TWO neglected buildings on top of Edinburgh’s Calton Hill are to be transformed into new art galleries after Creative Scotland announced a £900,000 grant for the project.
The Collective Gallery has ambitious plans to develop the City Observatory buildings over the next two years.
And the Fruitmarket gallery in Market Street is receiving £1.4 million towards a major refurbishment and extension.
The money is part of the annual round of funding for capital projects by the national arts body totalling nearly £10 million.
The Collective Gallery has already shut its base in Cockburn Street and relocated to the Calton Hill site, where it hopes to expand its work.
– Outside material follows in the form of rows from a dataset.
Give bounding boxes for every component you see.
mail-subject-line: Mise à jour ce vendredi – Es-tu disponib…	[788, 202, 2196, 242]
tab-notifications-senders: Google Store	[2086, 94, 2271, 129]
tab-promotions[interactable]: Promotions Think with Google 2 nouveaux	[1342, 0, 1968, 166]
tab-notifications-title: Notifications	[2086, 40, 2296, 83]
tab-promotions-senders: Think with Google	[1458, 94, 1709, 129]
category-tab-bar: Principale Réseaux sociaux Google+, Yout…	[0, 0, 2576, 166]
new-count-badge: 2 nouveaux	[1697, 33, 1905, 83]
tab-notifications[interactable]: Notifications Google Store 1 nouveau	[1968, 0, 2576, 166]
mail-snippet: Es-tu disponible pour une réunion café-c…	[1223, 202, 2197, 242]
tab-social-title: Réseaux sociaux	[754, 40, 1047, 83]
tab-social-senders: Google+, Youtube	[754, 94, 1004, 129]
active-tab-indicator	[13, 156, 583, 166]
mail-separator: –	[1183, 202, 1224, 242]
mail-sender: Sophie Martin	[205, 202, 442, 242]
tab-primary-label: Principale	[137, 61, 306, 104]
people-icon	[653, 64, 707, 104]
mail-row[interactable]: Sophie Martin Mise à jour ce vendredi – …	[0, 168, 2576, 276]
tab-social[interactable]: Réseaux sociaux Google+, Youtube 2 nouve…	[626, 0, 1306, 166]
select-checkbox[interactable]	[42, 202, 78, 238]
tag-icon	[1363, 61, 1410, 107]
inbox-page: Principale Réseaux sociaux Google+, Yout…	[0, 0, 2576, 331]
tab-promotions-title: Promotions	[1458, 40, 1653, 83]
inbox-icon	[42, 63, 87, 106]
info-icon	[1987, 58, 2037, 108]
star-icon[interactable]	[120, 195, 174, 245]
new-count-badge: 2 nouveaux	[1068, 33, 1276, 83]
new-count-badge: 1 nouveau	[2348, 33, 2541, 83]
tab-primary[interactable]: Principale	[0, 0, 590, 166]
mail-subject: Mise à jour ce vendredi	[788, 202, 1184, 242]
The first step was to move into the City Dome on the north side of the Observatory, a five-metre squared space which will house the gallery’s more established programme.
New offices and a dedicated space for the gallery’s New Work Scotland Programme will be created in the domed, central Playfair Building, which currently houses the observatory equipment.
And the Observatory’s inner gardens will be landscaped and the smaller dome spaces adapted into “residency pods“ for visiting artists.
Kate Gray, the gallery director, said: “We are in the old dome building at the moment but this funding will allow us to start refurbishing the observatory building for our next phase.”
Starting life as The Artists Collective Gallery, Collective was founded by a group of painters graduating from Edinburgh College of Art.
Its first home was on the High Street, before moving to Cockburn Street, across the road from Stills gallery.
Ms Gray has said Calton Hill’s “joint histories of stargazing and intellectual endeavour” make it an inspiring location for the work of forward-thinking contemporary artists.
The Fruitmarket gallery, close to the side entrance to Waverley Station, was renovated in 1994 by Edinburgh architect Richard Murphy .
But last year its director Fiona Bradley warned its future was “at risk” unless it was able to carry out a multi-million pound revamp in the next few years.
Plans proposed an extra storey on top of the existing building, which dates back to 1938.
Catherine Muirden, chair of the Fruitmarket, welcomed the grant announcement.
She said: “We are pleased and proud to have been awarded this money by Creative Scotland. Both the money, and the vote of confidence it implies, represent a major step forward in our drive to improve the gallery for all its audiences.”
Creative Scotland’s chief executive Janet Archer said: “These funding awards support important elements of the cultural infrastructure across Scotland and will enable exciting and important projects to progress and develop.
“All of these awards, and those that have come before, help to ensure that more people, in more parts of Scotland, can continue to access and enjoy excellent artistic and creative experiences.”